Таким как Магомет, Христос, Тенгри и Будда.
— Сын идёт на меня войной, белоголовые сбили его с прямого пути, — брюзжал всемогущий старик, — и всё потому, что я не вырезал сартаулов подчистую. Моя привычка бросать врагов живыми, моя беспечная доброта погубит землю. Что скажешь, мудрейший?
Конечно, это был намёк. «Смотри, я поступил точно так же с китайцами. И поэтому они скоро забудут, кому они обязаны жизнью».
Это был как раз тот случай, когда бесполезно было доказывать Величайшему, что жизнью они обязаны не ему, а животам своих матерей, но так ответить, конечно, было нельзя, и он вывернулся иначе.
Лучший способ — не перечить, а продолжить «достойную мысль». А уж завернуть её можно не совсем туда. Тут главное, чтобы Темуджин считал, что это он сам именно в эту сторону завернул. Если бы Великий Хан не был так умён, всё было бы гораздо проще. Однако часто спасало как раз то, что Темуджин, будучи человеком разумным, питал слабость и к чужому хитроумию.
Неблагосклонностью к несостоявшимся пастбищам Чингис настроил против себя и уйгурские христианские общины. Не для того они давали деньги на разорение Китая, чтобы китайские пронырливые грамотеи охмуряли вскормленного Ими, уйгурами, зверя.
Набрав силу, Чингис слегка подзабыл, КОМУ именно обязан он своим величием, и соизволил вести себя так, как ему самому охота. От такой откровенной наглости христиане слегка опешили и повели себя немудро — стали Темуджина укорять и упрекать. А между тем даже житейская (не государственная) мудрость гласит: укоры и обиды — худшая политика для фаворитки, которую отверг возлюбленный.
С несторианами всё ясно: были угловатыми задирами, такими и останутся. Но имелся человек и правитель, очень смущавший киданьского выдвиженца — управитель Хорезма и кыпчакских степей ильхан Джучи, тот самый сын, на которого жаловался Величайший.

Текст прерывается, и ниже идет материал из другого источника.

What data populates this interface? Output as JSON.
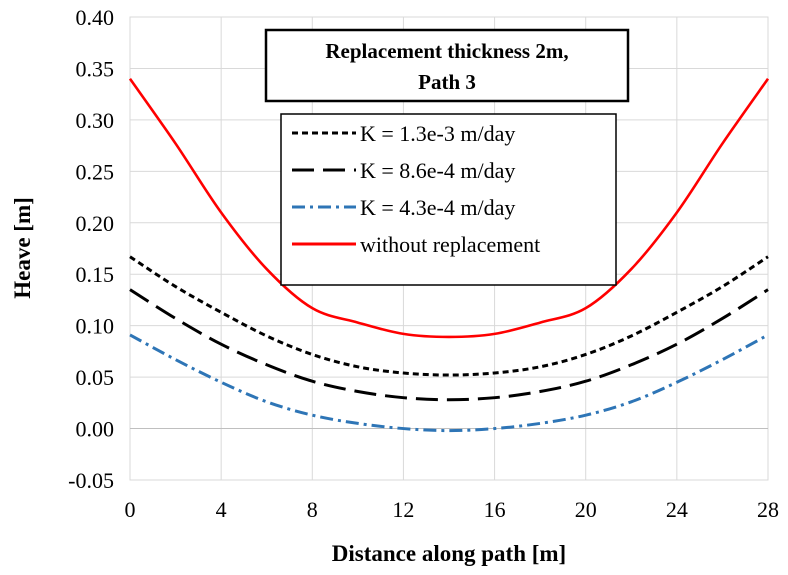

Как ни переплетал канцлер свои осторожные побеги — всё равно выходило, что Джучи ему сильно мешает. Усмешка превратности: он мешает куда больше, чем его главный враг — несториане. Джучи желает, по сути, того же, что и Юлюй Чуцай — облегчить жизнь побеждённым, а проще — мира, но горе империи, если её начинают «спасать», не договорившись друг с другом. Даже утопающий, которого тянут в разные стороны, будет не спасён, а разорван. Да, все хотят мира, но по-своему. Христиане и мусульмане тоже хотят, но обречены на войну. Потому что не могут перестать распространять свои учения — иначе будут наказаны на Том Свете своими богами. И ладно бы верили они, что боги у них разные — можно было бы хоть как-то договориться — но, увы, варварство торжествует. Они убеждены, что бог в мире — ЕДИН (и, естественно, это именно тот бог, которому молятся они сами). А при ТАКОЙ вере ни о каком мире не может быть и речи, только о перемирии, связанном с собственной слабостью.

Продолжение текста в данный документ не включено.